You say "that it's realistically not possible in my life time", but nothing is going to change when you die. Humanity won't suddenly wake up to a burst of refulgent sunlight. We won't suddenly undergo sparks of convulsive edification. We won't become any more enlightened, wise, sagacious, careful or judicious than we currently are. Humans aren't going to change at some vague & indeterminate point in the distant future. It seems to me that your ideas only work on a fantasy island where humans have become transposed by some high order species.

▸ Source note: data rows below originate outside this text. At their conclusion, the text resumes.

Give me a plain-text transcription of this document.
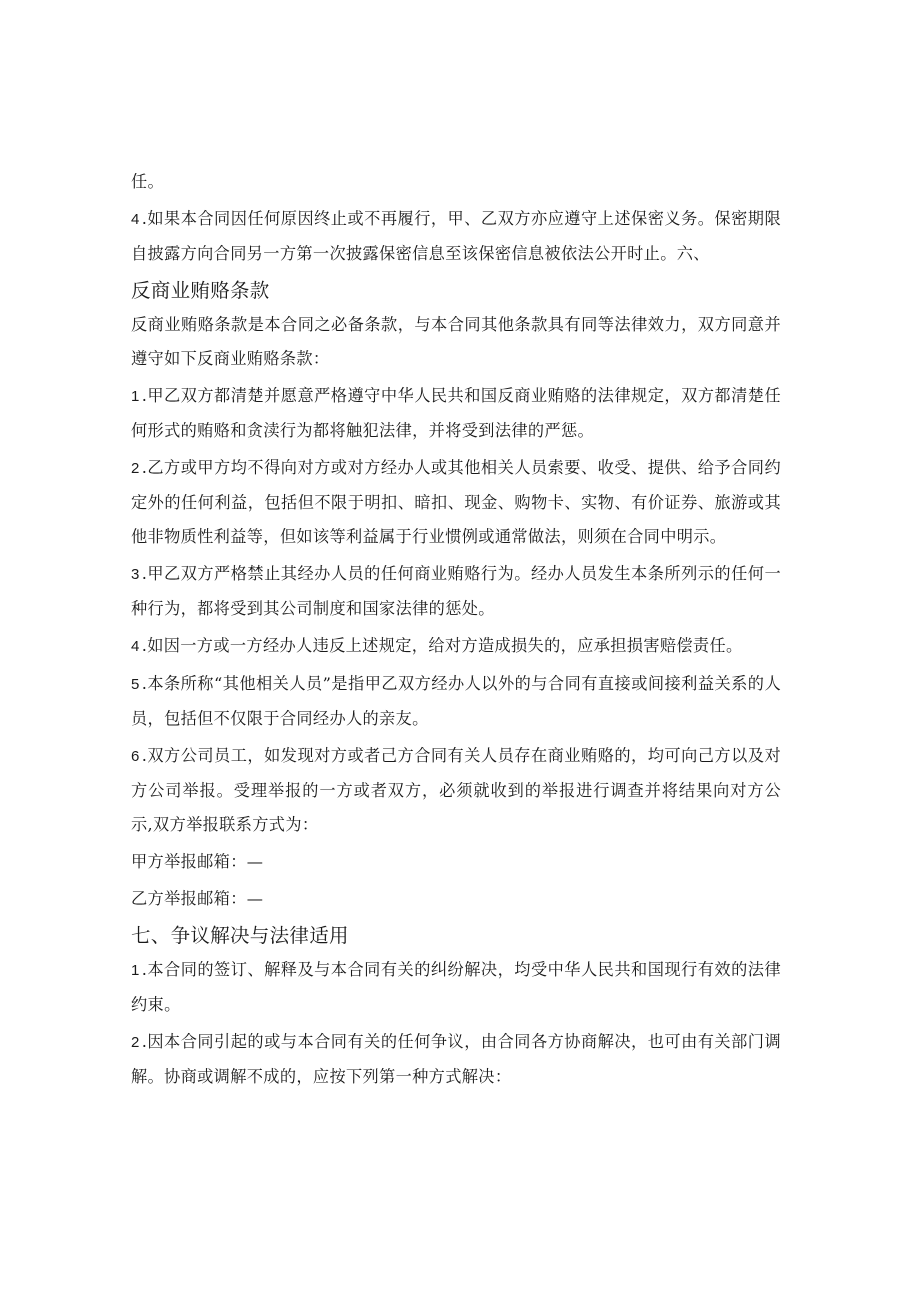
任。

4 .如果本合同因任何原因终止或不再履行，甲、乙双方亦应遵守上述保密义务。保密期限自披露方向合同另一方第一次披露保密信息至该保密信息被依法公开时止。六、

反商业贿赂条款

反商业贿赂条款是本合同之必备条款，与本合同其他条款具有同等法律效力，双方同意并遵守如下反商业贿赂条款：

1 .甲乙双方都清楚并愿意严格遵守中华人民共和国反商业贿赂的法律规定，双方都清楚任何形式的贿赂和贪渎行为都将触犯法律，并将受到法律的严惩。

2 .乙方或甲方均不得向对方或对方经办人或其他相关人员索要、收受、提供、给予合同约定外的任何利益，包括但不限于明扣、暗扣、现金、购物卡、实物、有价证券、旅游或其他非物质性利益等，但如该等利益属于行业惯例或通常做法，则须在合同中明示。

3 .甲乙双方严格禁止其经办人员的任何商业贿赂行为。经办人员发生本条所列示的任何一种行为，都将受到其公司制度和国家法律的惩处。

4 .如因一方或一方经办人违反上述规定，给对方造成损失的，应承担损害赔偿责任。

5 .本条所称“其他相关人员”是指甲乙双方经办人以外的与合同有直接或间接利益关系的人员，包括但不仅限于合同经办人的亲友。

6 .双方公司员工，如发现对方或者己方合同有关人员存在商业贿赂的，均可向己方以及对方公司举报。受理举报的一方或者双方，必须就收到的举报进行调查并将结果向对方公示,双方举报联系方式为：

甲方举报邮箱：—

乙方举报邮箱：—

七、争议解决与法律适用

1 .本合同的签订、解释及与本合同有关的纠纷解决，均受中华人民共和国现行有效的法律约束。

2 .因本合同引起的或与本合同有关的任何争议，由合同各方协商解决，也可由有关部门调解。协商或调解不成的，应按下列第一种方式解决：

I think you must begin by accepting the limits, idiosyncrasies and frailties of humanity as an axiomatic starting-point. Then, you must ask yourself what is the best system we can devise taking into account our weakness. In my post earlier in this thread, I suggested the founding fathers of the US Constitution were very wise to introduce the separation of powers doctrine - but that is only conceivable once you accept the real face of humanity; as opposed to some synthetic contrived version.

Thanks.
I agree, but regarding socialism is not just a end goal it's a journey towards that so it could theoretically take hundreds of years. I just think that it's the most viable form of socialism if it were to be implemented in say the next 200 years. Other than that I support policies and candidates that want to shift the overton window towards social democracy at the very least. Reason Libertarian Socialism is not possible in my life time is cause of how society currently either educates people and or gatekeeps education leading to a dumbed down proletariat class that is susceptible to extremism or conspiratorial mindsets. That's the hurdle we've to overcome and it's going to take decades before that happens assuming we don't revert due to the mounting of issues we're going to face in not-so-distant future.